Bit comes home on the clacketing train. There is a woman at the end of the car, facing him, whom he had barely noticed when he first got on, but who becomes more beautiful the more he looks at her. She has long wing-black hair and heavy brows and the kind of nose that reminds Bit of Greek statuary. Her earrings catch the glint from her overhead reading lamp, and gold coins of light dance on her jawbones. He would capture her in collodion, with its beautiful imperfections, its long, slow stare. Her hands are quick and nervous when she turns the pages of her book, and her face so sensitive and mobile that it is almost as if he is reading along with her: here a beautiful moment, here a tense one, here a release into a laugh, here a love scene. She bites her lip, and her face fills with a gladness that makes Bit know how she would be in bed, giving, soft, bird cries rising up from her throat. He could love this woman, he knows. There is nothing between them but an aisle and some seats and a quantity of air to move through; nothing to keep him from sitting down and her shy smile lifting from the book.
Hello, he would say. Hello, she would say. And the rest of his life could begin.
There is nothing keeping him, that is, but Helle. Her invisible hands are fetters, her invisible eyes watching. Her parsnip white body that he cannot stop believing is, just now, waiting for him at home, in the small close apartment, dozing until he slips back into the sheets they bought together those very few years ago.
The woman stands at an anonymous stop and moves to the door. She goes out to the platform and the train begins moving again. One blip in the window, shining with street light, and there goes the woman, forever gone to him.
In the morning after their first night back together in over twenty years, he ran out for Nutella sandwiches and coffee, and found Helle crying great ripping sobs when he came back. It took hours for her to say, I’ve done so many bad things in my life. I don’t deserve you.

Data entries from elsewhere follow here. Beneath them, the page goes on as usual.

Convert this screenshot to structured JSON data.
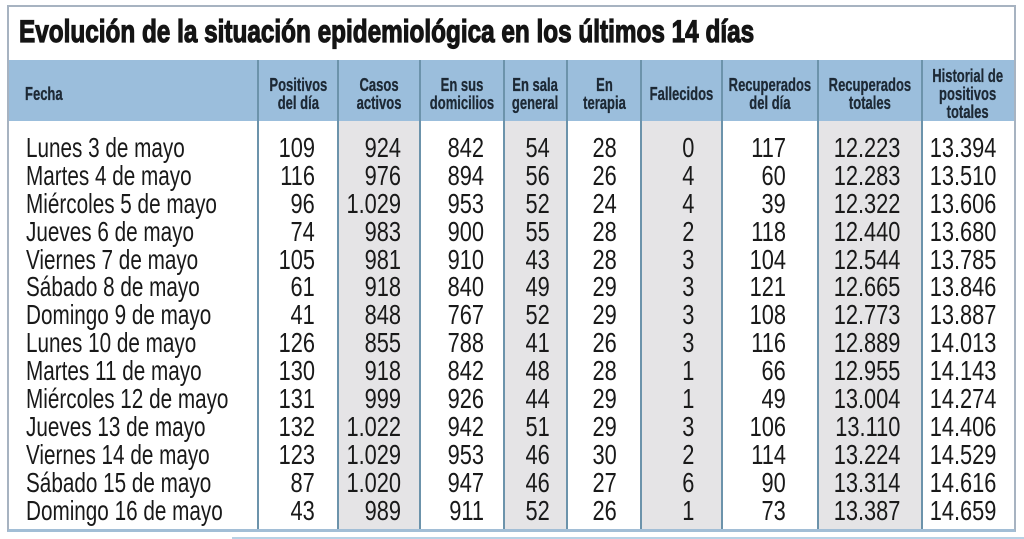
{
  "title": "Evolución de la situación epidemiológica en los últimos 14 días",
  "table": {
    "columns": [
      {
        "key": "fecha",
        "label": "Fecha"
      },
      {
        "key": "positivos_del_dia",
        "label": "Positivos\ndel día"
      },
      {
        "key": "casos_activos",
        "label": "Casos\nactivos"
      },
      {
        "key": "en_sus_domicilios",
        "label": "En sus\ndomicilios"
      },
      {
        "key": "en_sala_general",
        "label": "En sala\ngeneral"
      },
      {
        "key": "en_terapia",
        "label": "En\nterapia"
      },
      {
        "key": "fallecidos",
        "label": "Fallecidos"
      },
      {
        "key": "recuperados_del_dia",
        "label": "Recuperados\ndel día"
      },
      {
        "key": "recuperados_totales",
        "label": "Recuperados\ntotales"
      },
      {
        "key": "historial_de_positivos_totales",
        "label": "Historial de\npositivos\ntotales"
      }
    ],
    "shaded_columns": [
      "casos_activos",
      "en_sala_general",
      "fallecidos",
      "recuperados_totales"
    ],
    "rows": [
      [
        "Lunes 3 de mayo",
        "109",
        "924",
        "842",
        "54",
        "28",
        "0",
        "117",
        "12.223",
        "13.394"
      ],
      [
        "Martes 4 de mayo",
        "116",
        "976",
        "894",
        "56",
        "26",
        "4",
        "60",
        "12.283",
        "13.510"
      ],
      [
        "Miércoles 5 de mayo",
        "96",
        "1.029",
        "953",
        "52",
        "24",
        "4",
        "39",
        "12.322",
        "13.606"
      ],
      [
        "Jueves 6 de mayo",
        "74",
        "983",
        "900",
        "55",
        "28",
        "2",
        "118",
        "12.440",
        "13.680"
      ],
      [
        "Viernes 7 de mayo",
        "105",
        "981",
        "910",
        "43",
        "28",
        "3",
        "104",
        "12.544",
        "13.785"
      ],
      [
        "Sábado 8 de mayo",
        "61",
        "918",
        "840",
        "49",
        "29",
        "3",
        "121",
        "12.665",
        "13.846"
      ],
      [
        "Domingo 9 de mayo",
        "41",
        "848",
        "767",
        "52",
        "29",
        "3",
        "108",
        "12.773",
        "13.887"
      ],
      [
        "Lunes 10 de mayo",
        "126",
        "855",
        "788",
        "41",
        "26",
        "3",
        "116",
        "12.889",
        "14.013"
      ],
      [
        "Martes 11 de mayo",
        "130",
        "918",
        "842",
        "48",
        "28",
        "1",
        "66",
        "12.955",
        "14.143"
      ],
      [
        "Miércoles 12 de mayo",
        "131",
        "999",
        "926",
        "44",
        "29",
        "1",
        "49",
        "13.004",
        "14.274"
      ],
      [
        "Jueves 13 de mayo",
        "132",
        "1.022",
        "942",
        "51",
        "29",
        "3",
        "106",
        "13.110",
        "14.406"
      ],
      [
        "Viernes 14 de mayo",
        "123",
        "1.029",
        "953",
        "46",
        "30",
        "2",
        "114",
        "13.224",
        "14.529"
      ],
      [
        "Sábado 15 de mayo",
        "87",
        "1.020",
        "947",
        "46",
        "27",
        "6",
        "90",
        "13.314",
        "14.616"
      ],
      [
        "Domingo 16 de mayo",
        "43",
        "989",
        "911",
        "52",
        "26",
        "1",
        "73",
        "13.387",
        "14.659"
      ]
    ],
    "colors": {
      "header_background": "#9bbedc",
      "header_text": "#1d2935",
      "shaded_column_background": "#e5e4e6",
      "separator_line": "#6c93ab",
      "outer_border": "#a7b3c1",
      "bottom_border": "#a2bed6",
      "body_text": "#191919"
    }
  }
}
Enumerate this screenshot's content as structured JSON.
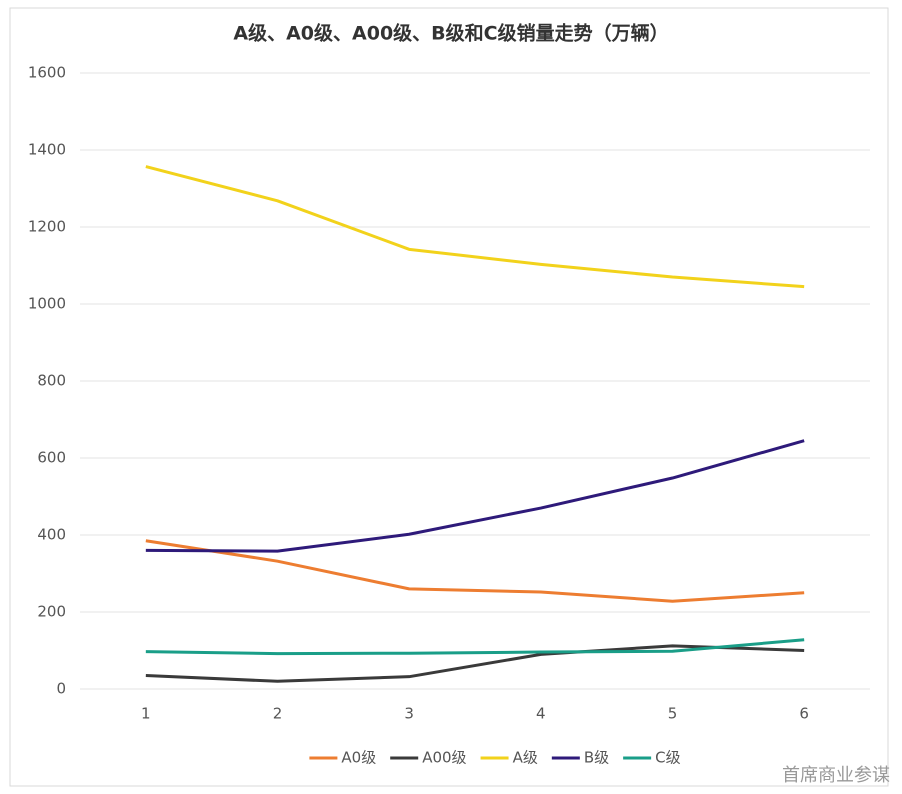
{
  "chart_data": {
    "type": "line",
    "title": "A级、A0级、A00级、B级和C级销量走势（万辆）",
    "x": [
      1,
      2,
      3,
      4,
      5,
      6
    ],
    "xlim": [
      0.5,
      6.5
    ],
    "xticks": [
      1,
      2,
      3,
      4,
      5,
      6
    ],
    "ylim": [
      0,
      1600
    ],
    "yticks": [
      0,
      200,
      400,
      600,
      800,
      1000,
      1200,
      1400,
      1600
    ],
    "grid": true,
    "legend": "bottom",
    "series": [
      {
        "name": "A0级",
        "color": "#ED7D31",
        "values": [
          385,
          332,
          260,
          252,
          228,
          250
        ]
      },
      {
        "name": "A00级",
        "color": "#3A3A3A",
        "values": [
          35,
          20,
          32,
          90,
          112,
          100
        ]
      },
      {
        "name": "A级",
        "color": "#F2D21B",
        "values": [
          1357,
          1268,
          1142,
          1103,
          1070,
          1045
        ]
      },
      {
        "name": "B级",
        "color": "#2E1A7A",
        "values": [
          360,
          358,
          402,
          470,
          548,
          645
        ]
      },
      {
        "name": "C级",
        "color": "#1A9E88",
        "values": [
          97,
          92,
          93,
          96,
          98,
          128
        ]
      }
    ]
  },
  "watermark": "首席商业参谋"
}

The city was toxic to her, full of temptation and fear. He’d had no money. He was assisting photography shoots and selling only a few pieces a year, and his salary at the university was laughable. His apartment was above a Chinese restaurant; he thought his heart palpitations were coming from the MSG aerosoled into the air. But he borrowed from Cole, from Sweetie, from Regina and Ollie, and rented a little stone farmhouse in the country for a year.
If asked what time in his adult life was nearly as round and full as his childhood, nearly perfect, Bit would have said this year in the drafty old farmhouse. Every day waking to Helle in tattered pajamas and woolen socks, at the kitchen table, a cup of tea steaming in her hands. Those months of lying in the grass, of walks through the hills, of wanders through damp, chill barns overladen with antiques. Helle could spend an entire afternoon watching a swallow build its nest in the eaves. They drove all the way to Vermont for the farmers’ markets. The spring eased into summer, into fall. Helle let her hair grow out, gained weight so she looked flushed, not skeletal, and, to her delight, grew breasts for the first time. By October, she was showing Grete.
They had the luxury of time. They spent hours talking, and Bit would describe the life he longed for their baby to have, what kind of a world they would build for her. One night, watching the long angle of Helle under the tented sheet, he described a tight, beautiful community, filled with people he loved like family, living closely and relying on one another, a world with music and stories and thought and joy, of earthy happiness. He realized as he spoke that it sounded like Arcadia and laughed as he said so.